A Estratégia Saúde da Família (ESF), política oficial de atenção primária à saúde no Brasil, foi criada como uma tentativa de concretizar os princípios e diretrizes do Sistema Único de Saúde (SUS), substituindo o modelo vigente até então. É a porta preferencial de acesso ao sistema, e, para tanto, deve estar preparada para responder às necessidades de saúde apresentadas às equipes cotidianamente pelos seus usuários. Atua com o acompanhamento programado da população adscrita, mas também deve ter a “porta aberta” para acolher o que não pode ser programado, as eventualidades, os imprevistos: a demanda espontânea.
Este estudo teve como objetivo compreender o trabalho do enfermeiro no atendimento à demanda espontânea (ADE) na ESF. Trata-se de um estudo de caso, construído por meio da abordagem qualitativa. A unidade de análise são 17 enfermeiros que atuam nas 17 Unidades Básicas de Saúde (UBS) com ESF do distrito administrativo Jardim Ângela, no município de São Paulo. As 17 entrevistas semiestruturadas foram realizadas em maio de 2014.
Os resultados descrevem a organização do ADE nas unidades e a forma como os enfermeiros, apontados como principais responsáveis, organizam-se e nele atuam. As dificuldades enfrentadas, a resolutividade e as fontes de prazer/sofrimento são determinadas no significado da atividade para o profissional. A relação com o usuário é marcada por desentendimentos e pela frustração de muitas vezes não ser possível dar uma resposta de acordo com a necessidade e expectativa do mesmo, mas existem atitudes e circunstâncias capazes de tornar esse encontro prazeroso e uma fonte de motivação. Apesar da pouca reflexão sobre sua prática no ADE, os enfermeiros acreditam que ela expressa o retrato do profissional “faz-tudo”, e, que ele é o profissional mais capacitado no serviço para executá-lo.
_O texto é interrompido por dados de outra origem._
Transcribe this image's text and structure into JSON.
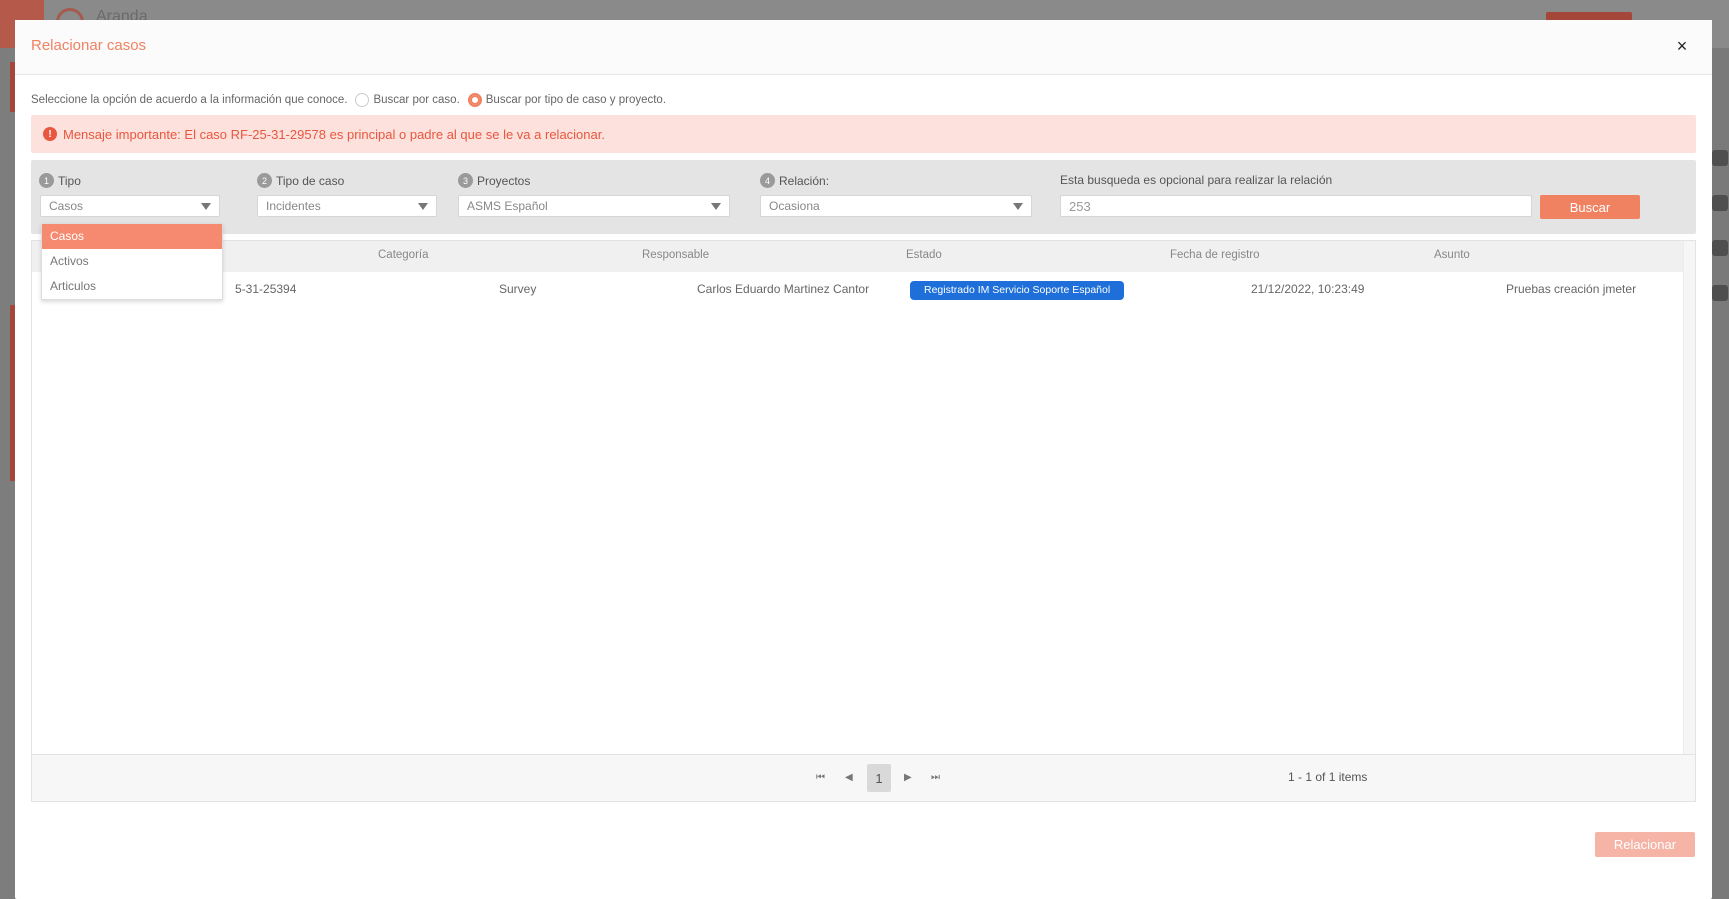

Facilidades, dificuldades e oportunidades de melhoria no ADE foram enumerados. A resolutividade, a humanização, o encontro com o usuário e o ADE na ESF foram abordados com maior profundidade no capítulo discussão.
O estudo nos possibilitou compreender a partir do olhar do enfermeiro como ocorre sua atuação no ADE na ESF, visualizamos o desafio de estar num lugar que teoricamente tem a responsabilidade de acolher todas as queixas apresentadas pelos usuários, dar respostas adequadas e prestar um atendimento integral ao indivíduo, sem a garantia dos requisitos necessários para tanto. Pontuamos a importância de colocar o cuidado com a vida no centro da produção do cuidado em saúde para o alcance das transformações desejadas. Evidenciamos a existência de enfermeiros nas portas das portas do sistema capazes e comprometidos que através da sua atuação já colaboram, mas podem colaborar muito mais para o fortalecimento do SUS, de um SUS que dá certo não apenas para alguns personagens, mas para todos os seus atores, onde a valorização do trabalhador também seja uma prioridade.